Densifier l'offre d'optiques et améliorer les services. C'est avec cette martingale que les grands acteurs nippons de la photo comptent endiguer le déclin vertigineux de leurs ventes, mises à mal par les smartphones. Un article du Nikkei publié aujourd'hui fait le point sur les stratégies envisagées pour l'année fiscale japonaise en cours (de mars 2014 à avril 2015), et met en évidence une convergence des réponses privilégiant ce que le monde de la téléphonie ne peut offrir : des optiques, et des services spécifiquement "photo".

Primo, c'est le catalogue d'optiques qui sera étoffé.
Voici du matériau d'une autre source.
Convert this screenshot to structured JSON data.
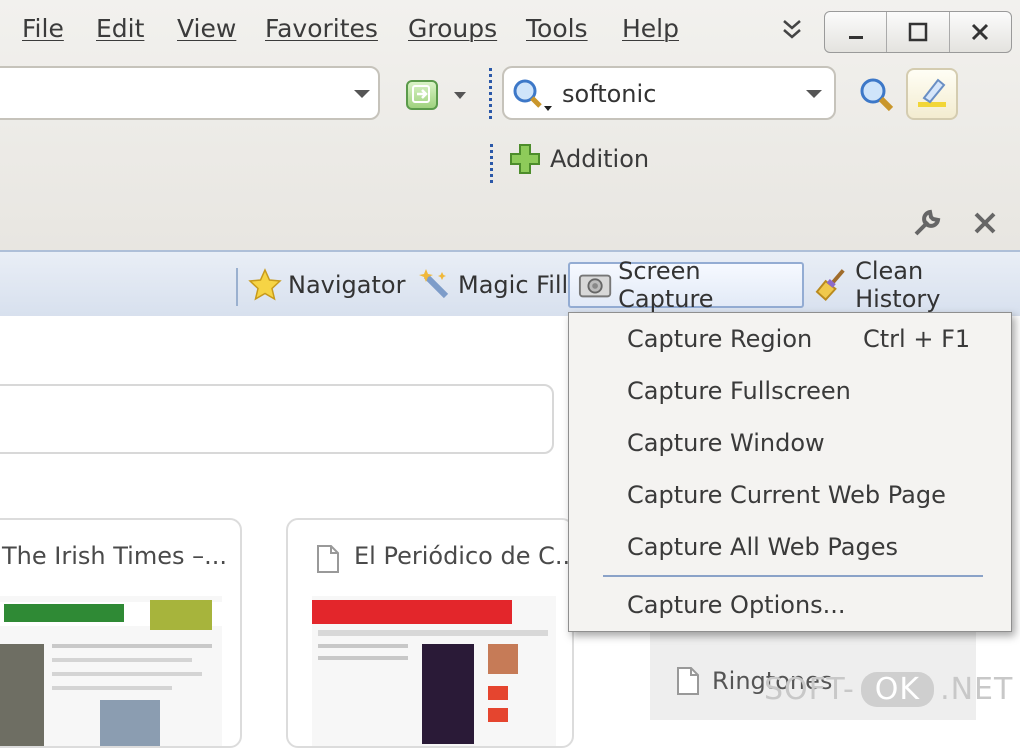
{
  "menu": {
    "items": [
      "File",
      "Edit",
      "View",
      "Favorites",
      "Groups",
      "Tools",
      "Help"
    ]
  },
  "window_controls": {
    "minimize": "minimize-icon",
    "maximize": "maximize-icon",
    "close": "close-icon"
  },
  "search": {
    "value": "softonic"
  },
  "addition": {
    "label": "Addition"
  },
  "toolbar": {
    "navigator": "Navigator",
    "magic_fill": "Magic Fill",
    "screen_capture": "Screen Capture",
    "clean_history": "Clean History"
  },
  "screen_capture_menu": {
    "items": [
      {
        "label": "Capture Region",
        "shortcut": "Ctrl + F1"
      },
      {
        "label": "Capture Fullscreen"
      },
      {
        "label": "Capture Window"
      },
      {
        "label": "Capture Current Web Page"
      },
      {
        "label": "Capture All Web Pages"
      },
      {
        "label": "Capture Options..."
      }
    ]
  },
  "speed_dial": {
    "cards": [
      {
        "title": "The Irish Times –..."
      },
      {
        "title": "El Periódico de C..."
      }
    ],
    "side_item": "Ringtones"
  },
  "watermark": {
    "left": "SOFT-",
    "mid": "OK",
    "right": ".NET"
  },
  "colors": {
    "toolbar_bg": "#dfe6f2",
    "accent_border": "#93acd3",
    "menu_separator": "#8aa2c8"
  }
}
Canon devrait doubler ses lancements en passant de cinq optiques par an en moyenne à une dizaine, entrée de gamme comme de haut de gamme. Un volume identique à celui prévu chez Nikon pour cette nouvelle année fiscale. Chez Sony enfin, ce sont cinq optiques qui sont attendues, a priori destinées aux hybrides à grand capteur et incluant grands angles et macros. 


Secundo, ce sont les services qui vont faire l'objet de tous les soins. Chez Canon, on a carrément augmenté de 30 % les effectifs dédiés à la réparation dans l'usine d'Oita (Japon) afin de réduire les délais et d'améliorer la qualité générale des prestations. Les données des réparations seront en outre collectées afin d'être intégrées dans le développement de nouveaux produits.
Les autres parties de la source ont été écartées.